La situación de irregularidad conlleva la imposibilidad de acceder a un trabajo digno, al derecho a bajas laborales retribuidas, subsidios u otras ayudas sociales a los que toda persona trabajadora tiene derecho, con ahorros en cotizaciones para el empleador. Curiosamente, sobre esto último no hablan los generadores de bulos antiinmigración. No se corresponde tampoco con ningún estudio, ni con los propios datos de Interior, el estereotipo falso de los migrantes como potenciales delincuentes. Sin embargo, sigue calando esta creencia y siguen siendo objeto de todo tipo de especulaciones criminalizadoras.
Cualquiera, desde la ecuanimidad, puede entender que migrar no es el problema. Conceptualizar como problema la inmigración es un pretexto más para unas derechas, que representan los intereses de un capitalismo cada vez más hostil, cuyo foco ayer era la cuestión identitaria y hoy es la invasión extranjera. Una excusa para desviar la atención de la raíz del verdadero problema que es el mantenimiento de un sistema injusto y agonizante. No existe el tan recurrente “efecto llamada”. En todo caso, el efecto salida o huida de situaciones adversas originadas por la codicia de intereses espurios: guerras, expolio de recursos naturales… obligan a sus habitantes a buscar una vida digna.
Los verdaderos problemas los sufren las personas migrantes en carne propia: el racismo, el clasismo y el odio. El drama de los cientos de seres humanos muriendo por llegar a nuestras costas. Cuatro personas por día murieron el año pasado camino de nuestro país. Once personas al día intentando llegar a Europa. Tragedias inasumibles para cualquier demócrata íntegro porque suponen la negación misma del derecho humano a la vida.
La dejación de responsabilidad de gran parte de los gobiernos europeos, cada vez más escorados hacia la extrema derecha, que han asumido el marco antiinmigración y que, en lugar de articular canales seguros para una inmigración tan positiva como necesaria, ejecutan políticas mortíferas de militarización y externalización de fronteras a países poco o nada respetuosos con los derechos humanos. Además, criminalizan a las únicas organizaciones humanitarias dispuestas a rescatar vidas en el mar.
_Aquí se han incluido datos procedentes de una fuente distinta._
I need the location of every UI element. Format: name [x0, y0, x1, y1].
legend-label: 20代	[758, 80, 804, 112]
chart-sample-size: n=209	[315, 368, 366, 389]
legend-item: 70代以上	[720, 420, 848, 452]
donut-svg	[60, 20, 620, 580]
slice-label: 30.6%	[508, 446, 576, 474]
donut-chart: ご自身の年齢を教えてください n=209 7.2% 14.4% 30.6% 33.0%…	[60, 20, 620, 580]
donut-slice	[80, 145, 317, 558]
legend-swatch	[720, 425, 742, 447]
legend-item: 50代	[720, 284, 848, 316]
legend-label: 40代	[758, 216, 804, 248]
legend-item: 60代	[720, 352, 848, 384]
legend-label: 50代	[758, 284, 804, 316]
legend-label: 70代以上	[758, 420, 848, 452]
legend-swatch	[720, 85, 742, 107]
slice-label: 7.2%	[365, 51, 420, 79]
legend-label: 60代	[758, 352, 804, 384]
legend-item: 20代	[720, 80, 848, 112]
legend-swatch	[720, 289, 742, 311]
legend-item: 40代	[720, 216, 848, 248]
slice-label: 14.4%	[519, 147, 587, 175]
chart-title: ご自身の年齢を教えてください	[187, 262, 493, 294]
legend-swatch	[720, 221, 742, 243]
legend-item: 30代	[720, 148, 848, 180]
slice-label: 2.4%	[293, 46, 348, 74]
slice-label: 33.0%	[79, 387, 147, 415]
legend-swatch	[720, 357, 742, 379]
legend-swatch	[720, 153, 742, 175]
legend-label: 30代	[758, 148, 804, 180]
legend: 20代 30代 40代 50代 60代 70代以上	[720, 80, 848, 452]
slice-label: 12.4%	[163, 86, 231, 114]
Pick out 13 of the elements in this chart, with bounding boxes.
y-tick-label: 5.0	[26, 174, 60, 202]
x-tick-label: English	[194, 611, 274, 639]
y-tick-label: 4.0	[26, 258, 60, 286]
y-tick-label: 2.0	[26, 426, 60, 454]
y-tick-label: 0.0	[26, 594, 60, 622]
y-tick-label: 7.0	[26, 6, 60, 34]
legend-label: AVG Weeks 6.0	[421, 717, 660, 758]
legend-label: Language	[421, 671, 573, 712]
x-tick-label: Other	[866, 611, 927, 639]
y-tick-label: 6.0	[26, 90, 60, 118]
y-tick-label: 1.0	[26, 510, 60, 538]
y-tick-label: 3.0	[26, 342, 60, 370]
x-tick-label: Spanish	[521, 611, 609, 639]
El problema en nuestro país es también la falta de mecanismos suficientemente ágiles y efectivos para evitar la irregularidad administrativa de personas a las que se les ven negados sus derechos. Irregularidad que equivale a exclusión, explotación, invisibilidad y vulnerabilidad. El problema es la persistencia de un modelo clasista neoliberal de precariedad laboral a expensas de esta población migrante, que es utilizada como mano de obra barata.
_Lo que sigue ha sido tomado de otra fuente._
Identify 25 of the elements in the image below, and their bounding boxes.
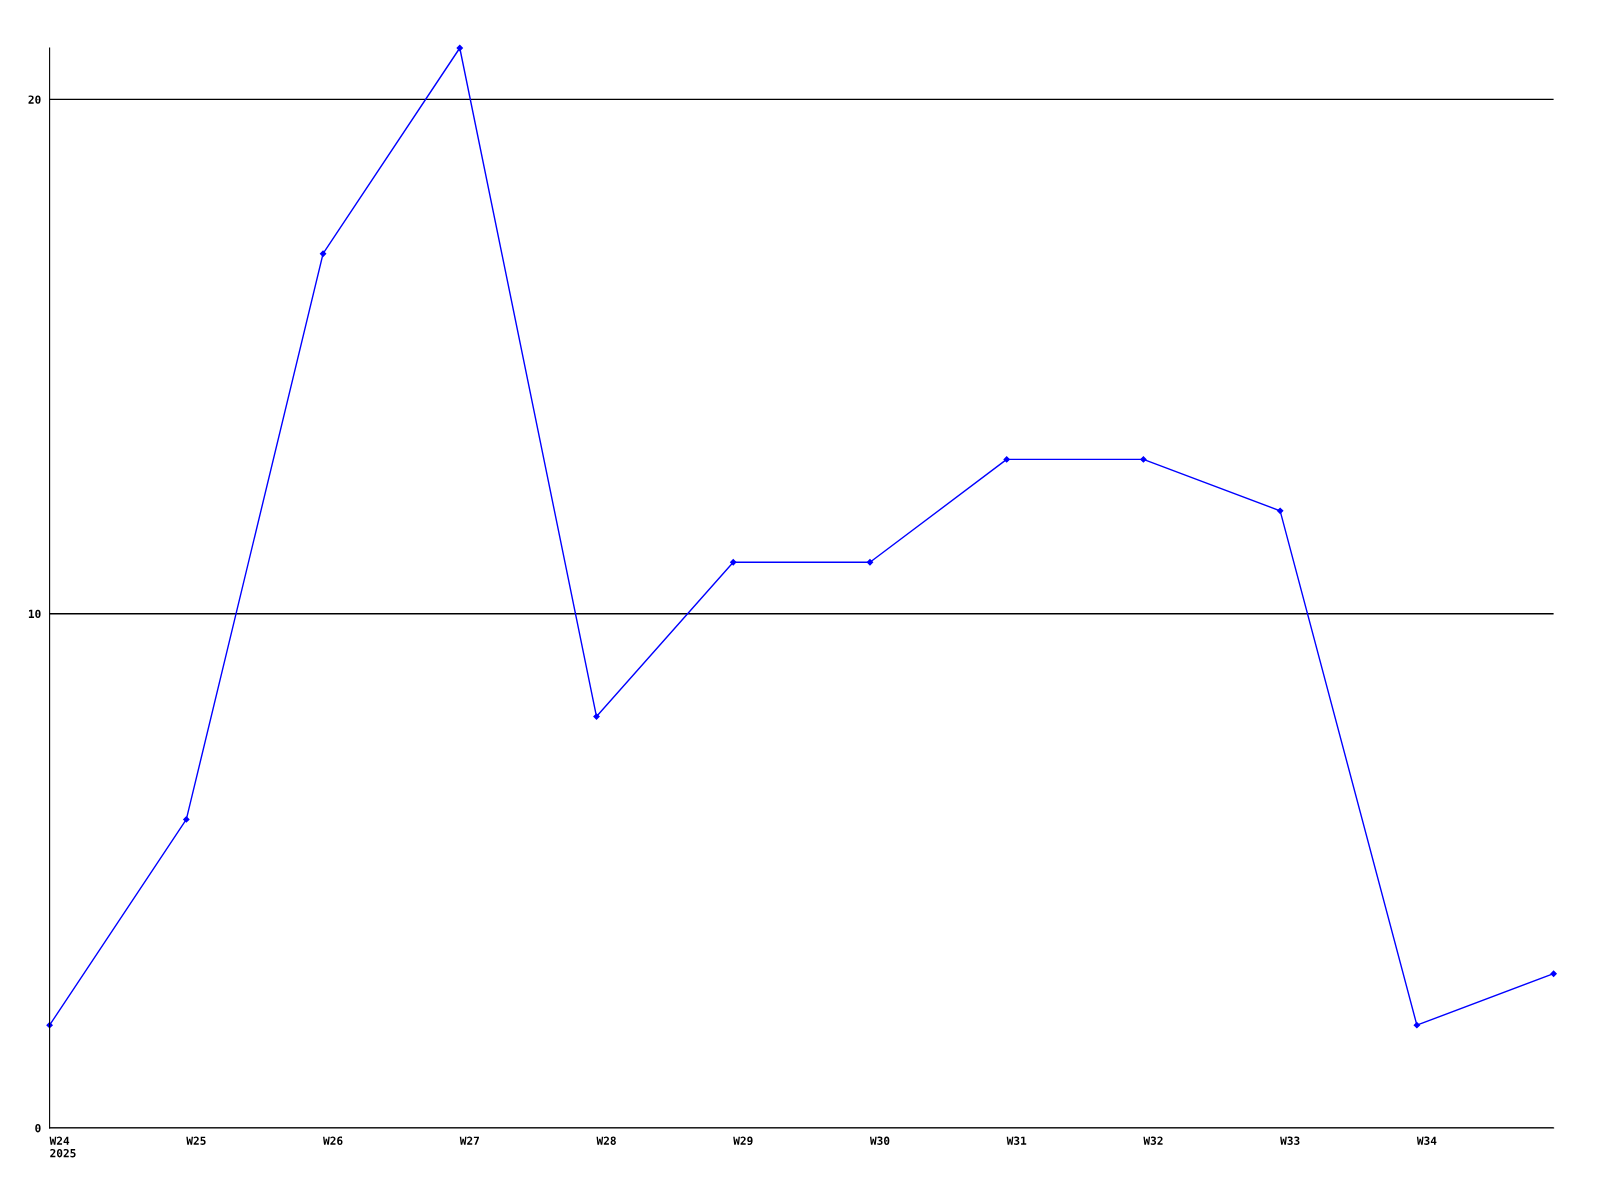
y-tick-label: 20	[28, 95, 41, 104]
x-tick-label: W26	[323, 1136, 343, 1145]
point	[183, 816, 190, 823]
point	[730, 559, 737, 566]
x-tick-label: W24 2025	[49, 1136, 76, 1158]
x-tick-label: W28	[596, 1136, 616, 1145]
point	[1413, 1021, 1421, 1029]
x-tick-label: W31	[1006, 1136, 1027, 1145]
point	[1550, 970, 1557, 977]
x-tick-label: W30	[869, 1136, 890, 1145]
point	[866, 559, 874, 566]
x-tick-label: W29	[733, 1136, 753, 1145]
point	[319, 250, 327, 257]
x-tick-label: W27	[459, 1136, 480, 1145]
point	[456, 44, 463, 52]
x-tick-label: W33	[1280, 1136, 1300, 1145]
point	[1276, 507, 1284, 515]
y-tick-label: 10	[28, 609, 41, 619]
point	[1140, 456, 1147, 463]
y-tick-label: 0	[35, 1123, 41, 1133]
point	[1003, 456, 1010, 463]
x-tick-label: W25	[186, 1136, 206, 1145]
point	[593, 713, 600, 720]
x-tick-label: W34	[1416, 1136, 1437, 1145]
x-tick-label: W32	[1143, 1136, 1163, 1145]
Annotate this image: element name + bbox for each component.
Desgraciadamente en estos momentos, el debate de cómo gestionar la complejidad de las migraciones está tan intoxicado que se hace casi misión imposible para nuestros políticos mejor intencionados abordarlo desde la serenidad. Y es que las cifras no importan frente a los imaginarios sociales excluyentes de amenaza e invasión, por muy surrealistas que nos parezcan a quienes todavía no hemos perdido la empatía por la humanidad.